Analysis and Implications
The findings have several important implications:
- Reasoning in VLMs is not universally beneficial: Extended reasoning can degrade perceptual accuracy, especially in tasks requiring fine-grained visual understanding.
- Visual forgetting is a central bottleneck: Without explicit incentives, VLMs tend to rely on self-generated context, neglecting the visual input as reasoning progresses.
- Perceptual supervision is essential: Training-time interventions that anchor reasoning in visual evidence are necessary to fully realize the potential of multimodal reasoning.
- VAPO is efficient and generalizable: The method introduces minimal computational overhead and can be readily extended to multi-image or video-based tasks.
Theoretically, this work challenges the assumption that chain-of-thought or test-time scaling strategies from LLMs transfer directly to VLMs.

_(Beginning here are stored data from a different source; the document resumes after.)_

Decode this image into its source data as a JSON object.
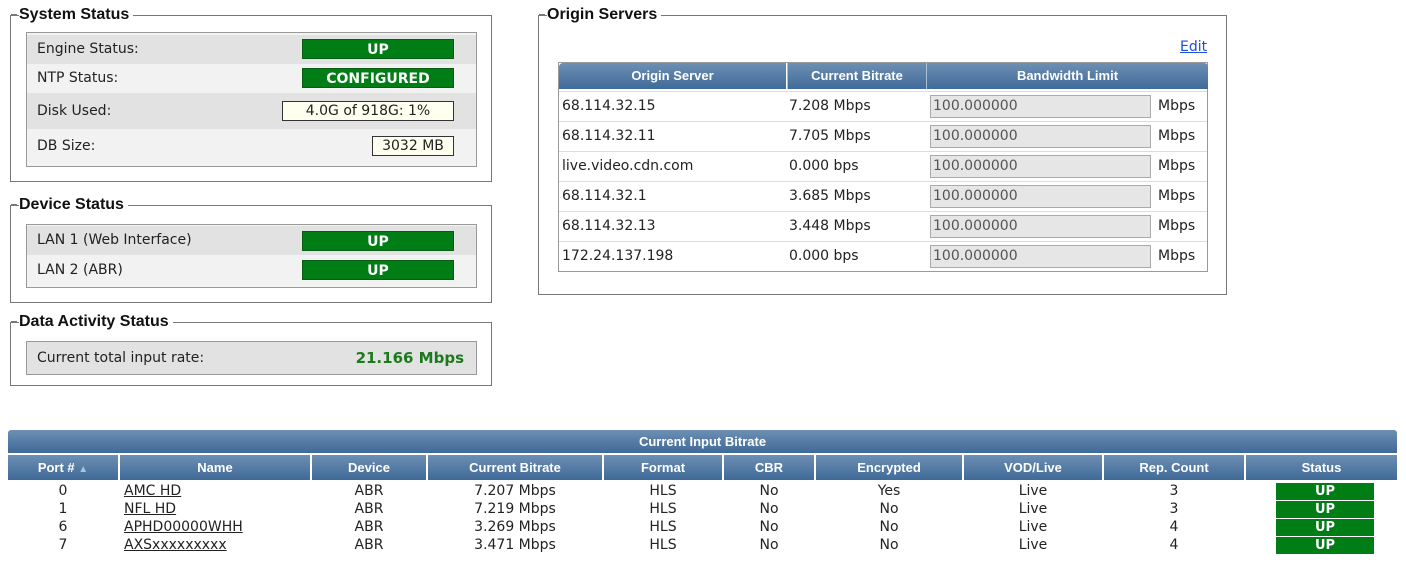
{
  "system_status": {
    "title": "System Status",
    "rows": [
      {
        "label": "Engine Status:",
        "value": "UP"
      },
      {
        "label": "NTP Status:",
        "value": "CONFIGURED"
      },
      {
        "label": "Disk Used:",
        "value": "4.0G of 918G: 1%"
      },
      {
        "label": "DB Size:",
        "value": "3032 MB"
      }
    ]
  },
  "device_status": {
    "title": "Device Status",
    "rows": [
      {
        "label": "LAN 1 (Web Interface)",
        "value": "UP"
      },
      {
        "label": "LAN 2 (ABR)",
        "value": "UP"
      }
    ]
  },
  "data_activity": {
    "title": "Data Activity Status",
    "label": "Current total input rate:",
    "value": "21.166 Mbps"
  },
  "origin_servers": {
    "title": "Origin Servers",
    "edit_label": "Edit",
    "headers": [
      "Origin Server",
      "Current Bitrate",
      "Bandwidth Limit"
    ],
    "unit": "Mbps",
    "rows": [
      {
        "server": "68.114.32.15",
        "bitrate": "7.208 Mbps",
        "limit": "100.000000"
      },
      {
        "server": "68.114.32.11",
        "bitrate": "7.705 Mbps",
        "limit": "100.000000"
      },
      {
        "server": "live.video.cdn.com",
        "bitrate": "0.000 bps",
        "limit": "100.000000"
      },
      {
        "server": "68.114.32.1",
        "bitrate": "3.685 Mbps",
        "limit": "100.000000"
      },
      {
        "server": "68.114.32.13",
        "bitrate": "3.448 Mbps",
        "limit": "100.000000"
      },
      {
        "server": "172.24.137.198",
        "bitrate": "0.000 bps",
        "limit": "100.000000"
      }
    ]
  },
  "input_bitrate": {
    "title": "Current Input Bitrate",
    "headers": [
      "Port #",
      "Name",
      "Device",
      "Current Bitrate",
      "Format",
      "CBR",
      "Encrypted",
      "VOD/Live",
      "Rep. Count",
      "Status"
    ],
    "sort_icon": "sort-ascending-icon",
    "rows": [
      {
        "port": "0",
        "name": "AMC HD",
        "device": "ABR",
        "bitrate": "7.207 Mbps",
        "format": "HLS",
        "cbr": "No",
        "encrypted": "Yes",
        "vodlive": "Live",
        "rep": "3",
        "status": "UP"
      },
      {
        "port": "1",
        "name": "NFL HD",
        "device": "ABR",
        "bitrate": "7.219 Mbps",
        "format": "HLS",
        "cbr": "No",
        "encrypted": "No",
        "vodlive": "Live",
        "rep": "3",
        "status": "UP"
      },
      {
        "port": "6",
        "name": "APHD00000WHH",
        "device": "ABR",
        "bitrate": "3.269 Mbps",
        "format": "HLS",
        "cbr": "No",
        "encrypted": "No",
        "vodlive": "Live",
        "rep": "4",
        "status": "UP"
      },
      {
        "port": "7",
        "name": "AXSxxxxxxxxx",
        "device": "ABR",
        "bitrate": "3.471 Mbps",
        "format": "HLS",
        "cbr": "No",
        "encrypted": "No",
        "vodlive": "Live",
        "rep": "4",
        "status": "UP"
      }
    ]
  },
  "colors": {
    "status_up": "#007d14",
    "header_blue": "#3f6a98",
    "value_green": "#1b7a1b"
  }
}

Practically, it provides a scalable framework for improving the reliability and factuality of VLM outputs, with direct relevance to safety-critical applications.
Future Directions
Potential avenues for further research include:
- Adaptive anchoring: Dynamically adjusting anchor density and weighting based on task characteristics or model uncertainty.
- Claim generation quality: Leveraging more advanced or human-annotated visual claims to further enhance perceptual supervision.
- Extension to temporal and multi-image reasoning: Applying VAPO to video understanding or multi-view tasks, where visual grounding is even more challenging.
- Integration with other modalities: Exploring the impact of anchoring in audio, sensor, or structured data contexts.
Conclusion
This paper provides a rigorous analysis of the dual nature of reasoning in VLMs, identifying visual forgetting as a key limitation and introducing VAPO as an effective solution. By anchoring the reasoning process in visual evidence, VAPO-Thinker-7B achieves state-of-the-art performance and sets a new standard for visually grounded multimodal reasoning. The work highlights the necessity of perceptual supervision in VLM training and opens new directions for research in robust, interpretable, and reliable multimodal AI.